GFAP Astrocytopathy Presenting as Rhombo-meningoencephalitis with Initial Negative Antibody Testing
Sina Aghili-Mehrizi1, Kyle Wuthrich1, Priyanka Atit2, Haoming Pang3, Ali Karimi1, Avinash Kolli4, Rebecca Hurst1, Victoria Mazo5, Angelica Rivera Cruz1
1USF Health Neurology, 2University of Miami, 3University of South Florida, Tampa General Hospital, 4Oregon Health & Science University, 5Johns Hopkins All Children's
Objective:
To describe a case of glial fibrillary acidic protein (GFAP) astrocytopathy with an initial presentation of rhombo-meningoencephalitis and negative cerebrospinal fluid (CSF) antibody testing, underscoring the diagnostic value of repeat testing.
Background:
GFAP astrocytopathy is a rare autoimmune syndrome most often presenting as meningoencephalomyelitis with CSF-specific GFAP-IgG. Patients typically develop subacute encephalopathy, longitudinal myelitis, or optic neuritis after a febrile prodrome. Brainstem and cerebellar features are recognized but usually occur alongside encephalopathy or myelitis.

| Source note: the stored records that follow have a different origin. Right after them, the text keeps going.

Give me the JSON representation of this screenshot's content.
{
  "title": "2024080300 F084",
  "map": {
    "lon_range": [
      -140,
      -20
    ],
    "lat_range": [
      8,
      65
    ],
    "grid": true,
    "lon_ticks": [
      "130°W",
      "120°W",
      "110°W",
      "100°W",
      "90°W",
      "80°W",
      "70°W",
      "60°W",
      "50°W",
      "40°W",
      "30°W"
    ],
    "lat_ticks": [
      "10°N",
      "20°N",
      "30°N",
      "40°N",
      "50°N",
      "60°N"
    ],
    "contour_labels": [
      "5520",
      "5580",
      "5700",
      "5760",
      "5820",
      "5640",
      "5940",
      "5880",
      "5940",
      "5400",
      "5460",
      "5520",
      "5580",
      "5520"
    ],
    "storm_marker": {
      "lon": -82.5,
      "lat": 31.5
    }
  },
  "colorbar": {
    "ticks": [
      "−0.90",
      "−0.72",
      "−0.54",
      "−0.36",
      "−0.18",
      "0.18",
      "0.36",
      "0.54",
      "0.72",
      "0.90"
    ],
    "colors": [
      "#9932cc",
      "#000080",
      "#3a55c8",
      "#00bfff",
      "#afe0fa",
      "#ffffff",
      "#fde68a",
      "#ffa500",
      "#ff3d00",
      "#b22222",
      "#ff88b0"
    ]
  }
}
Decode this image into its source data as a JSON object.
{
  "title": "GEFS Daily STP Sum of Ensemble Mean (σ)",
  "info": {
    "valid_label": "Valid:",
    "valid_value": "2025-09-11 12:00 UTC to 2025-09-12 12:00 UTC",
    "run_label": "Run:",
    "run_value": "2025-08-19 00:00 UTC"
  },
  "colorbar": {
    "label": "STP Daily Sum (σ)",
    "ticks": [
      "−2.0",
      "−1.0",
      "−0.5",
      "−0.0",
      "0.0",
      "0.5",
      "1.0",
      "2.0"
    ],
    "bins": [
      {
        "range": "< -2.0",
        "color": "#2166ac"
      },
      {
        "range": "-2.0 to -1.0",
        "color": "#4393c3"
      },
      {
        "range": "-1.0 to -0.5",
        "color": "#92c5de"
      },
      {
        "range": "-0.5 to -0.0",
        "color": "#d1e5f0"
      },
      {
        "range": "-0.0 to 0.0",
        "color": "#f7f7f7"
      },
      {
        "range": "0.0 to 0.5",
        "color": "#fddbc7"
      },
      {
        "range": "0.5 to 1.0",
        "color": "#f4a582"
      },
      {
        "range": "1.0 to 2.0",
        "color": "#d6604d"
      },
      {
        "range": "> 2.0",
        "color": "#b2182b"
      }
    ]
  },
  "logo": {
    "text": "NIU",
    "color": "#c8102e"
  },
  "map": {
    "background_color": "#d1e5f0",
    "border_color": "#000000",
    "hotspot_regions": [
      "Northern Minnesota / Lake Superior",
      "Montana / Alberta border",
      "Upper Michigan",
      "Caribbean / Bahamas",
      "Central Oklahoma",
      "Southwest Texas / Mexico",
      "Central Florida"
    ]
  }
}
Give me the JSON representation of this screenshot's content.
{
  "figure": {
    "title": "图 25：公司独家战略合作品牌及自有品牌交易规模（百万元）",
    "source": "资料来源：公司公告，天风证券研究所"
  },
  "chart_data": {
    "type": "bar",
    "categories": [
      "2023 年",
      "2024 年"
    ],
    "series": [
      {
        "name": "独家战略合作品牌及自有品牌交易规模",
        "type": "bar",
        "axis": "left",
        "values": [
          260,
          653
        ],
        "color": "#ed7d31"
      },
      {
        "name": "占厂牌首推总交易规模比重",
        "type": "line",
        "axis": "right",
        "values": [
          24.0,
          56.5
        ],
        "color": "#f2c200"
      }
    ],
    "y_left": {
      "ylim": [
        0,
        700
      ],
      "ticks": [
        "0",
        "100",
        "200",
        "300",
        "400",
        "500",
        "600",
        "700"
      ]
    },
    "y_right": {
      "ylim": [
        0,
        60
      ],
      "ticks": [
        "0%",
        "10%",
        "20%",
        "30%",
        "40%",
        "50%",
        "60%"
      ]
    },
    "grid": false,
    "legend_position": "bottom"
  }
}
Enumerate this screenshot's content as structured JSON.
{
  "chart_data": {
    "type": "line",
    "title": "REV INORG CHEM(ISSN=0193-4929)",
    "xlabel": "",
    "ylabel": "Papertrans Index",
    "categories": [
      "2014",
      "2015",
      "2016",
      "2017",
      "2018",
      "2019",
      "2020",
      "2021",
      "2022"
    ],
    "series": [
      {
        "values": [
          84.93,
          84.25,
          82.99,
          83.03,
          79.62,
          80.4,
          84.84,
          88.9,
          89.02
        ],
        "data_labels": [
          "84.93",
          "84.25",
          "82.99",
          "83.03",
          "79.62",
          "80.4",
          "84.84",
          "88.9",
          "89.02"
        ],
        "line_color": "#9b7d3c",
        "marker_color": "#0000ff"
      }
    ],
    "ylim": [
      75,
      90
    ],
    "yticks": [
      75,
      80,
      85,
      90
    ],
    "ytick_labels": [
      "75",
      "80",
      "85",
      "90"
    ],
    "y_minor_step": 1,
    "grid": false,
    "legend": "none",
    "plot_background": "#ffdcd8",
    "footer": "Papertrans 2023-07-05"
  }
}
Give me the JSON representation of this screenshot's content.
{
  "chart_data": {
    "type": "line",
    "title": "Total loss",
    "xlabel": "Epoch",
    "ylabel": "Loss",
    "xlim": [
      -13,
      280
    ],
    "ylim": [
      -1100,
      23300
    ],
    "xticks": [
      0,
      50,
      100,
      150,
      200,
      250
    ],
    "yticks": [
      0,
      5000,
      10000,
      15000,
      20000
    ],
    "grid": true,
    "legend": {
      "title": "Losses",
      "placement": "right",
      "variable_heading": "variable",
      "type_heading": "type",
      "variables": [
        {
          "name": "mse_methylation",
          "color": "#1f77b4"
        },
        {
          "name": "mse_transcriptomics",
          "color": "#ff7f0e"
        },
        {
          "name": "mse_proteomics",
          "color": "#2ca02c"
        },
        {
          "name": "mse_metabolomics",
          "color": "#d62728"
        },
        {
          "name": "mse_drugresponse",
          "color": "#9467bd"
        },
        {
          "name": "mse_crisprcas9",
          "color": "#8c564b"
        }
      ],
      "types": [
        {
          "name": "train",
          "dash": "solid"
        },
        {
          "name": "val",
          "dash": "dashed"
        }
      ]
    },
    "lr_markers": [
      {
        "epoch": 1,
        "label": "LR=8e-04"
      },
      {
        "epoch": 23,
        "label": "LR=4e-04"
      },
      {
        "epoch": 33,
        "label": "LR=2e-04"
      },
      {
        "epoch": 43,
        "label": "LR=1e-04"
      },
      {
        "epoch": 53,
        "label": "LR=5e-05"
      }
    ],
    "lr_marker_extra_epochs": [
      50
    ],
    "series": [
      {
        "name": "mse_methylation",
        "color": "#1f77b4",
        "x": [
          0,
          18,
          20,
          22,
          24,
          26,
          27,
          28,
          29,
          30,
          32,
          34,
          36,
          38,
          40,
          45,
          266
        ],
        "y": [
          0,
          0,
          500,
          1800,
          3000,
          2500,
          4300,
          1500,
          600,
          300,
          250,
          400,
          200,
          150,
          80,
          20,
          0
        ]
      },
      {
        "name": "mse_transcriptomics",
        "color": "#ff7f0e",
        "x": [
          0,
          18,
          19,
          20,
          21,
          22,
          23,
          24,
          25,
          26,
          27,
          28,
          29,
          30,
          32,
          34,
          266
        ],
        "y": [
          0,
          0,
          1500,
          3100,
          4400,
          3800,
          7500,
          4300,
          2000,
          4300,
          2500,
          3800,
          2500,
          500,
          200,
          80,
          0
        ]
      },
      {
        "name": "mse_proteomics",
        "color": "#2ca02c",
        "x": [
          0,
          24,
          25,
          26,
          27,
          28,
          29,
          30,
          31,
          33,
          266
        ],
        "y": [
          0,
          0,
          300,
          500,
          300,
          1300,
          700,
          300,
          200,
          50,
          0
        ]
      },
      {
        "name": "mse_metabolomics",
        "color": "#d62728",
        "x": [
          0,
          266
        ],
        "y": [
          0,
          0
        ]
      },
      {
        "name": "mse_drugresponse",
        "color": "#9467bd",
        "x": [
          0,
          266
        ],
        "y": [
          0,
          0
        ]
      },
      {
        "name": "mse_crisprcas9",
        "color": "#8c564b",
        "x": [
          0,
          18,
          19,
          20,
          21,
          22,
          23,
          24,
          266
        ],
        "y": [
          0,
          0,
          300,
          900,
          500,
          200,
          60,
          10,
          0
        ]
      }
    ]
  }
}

MRI may show radial perivascular enhancement, but diagnosis requires CSF antibody detection, as serum testing alone is insufficient.
Design/Methods:
A previously healthy 22-year-old male presented with fever and meningismus after Caribbean travel. Initial brain MRI was normal. One week later, he developed encephalopathy with brainstem and cerebellar dysfunction (vertical gaze palsy, nystagmus, hiccups, dysmetria) and ileus. MRI brain showed a faint right cerebellar T2 hyperintensity. Spine MRI revealed a longitudinally extensive cord lesion from T2–T8. CSF demonstrated lymphocytic pleocytosis and elevated protein. Infectious studies were negative. Autoimmune panel showed a low-titer anti-GQ1b, considered incidental. He received corticosteroids but soon deteriorated with status epilepticus and respiratory failure requiring intubation, after which plasmapheresis was added. Follow-up MRI demonstrated diffuse cortical sulcal T2 changes with leptomeningeal enhancement, and new thalamic, brainstem, and cerebellar lesions; the cord lesion persisted. Repeat CSF testing three weeks after the initial evaluation was positive for GFAP-IgG by IFA, confirmed by cell-based assay. Malignancy screening was negative.
Conclusions:
This case illustrates GFAP astrocytopathy presenting with prominent rhombencephalitic features. It underscores three lessons: (1) GFAP astrocytopathy may mimic isolated brainstem or cerebellar syndromes; (2) early antibody testing may be negative, requiring repeat CSF evaluation; and (3) incidental low-titer antibodies must be interpreted with caution. GFAP astrocytopathy should be considered in patients with fever, encephalopathy, rhombencephalic dysfunction, and myelopathy when infectious studies are negative.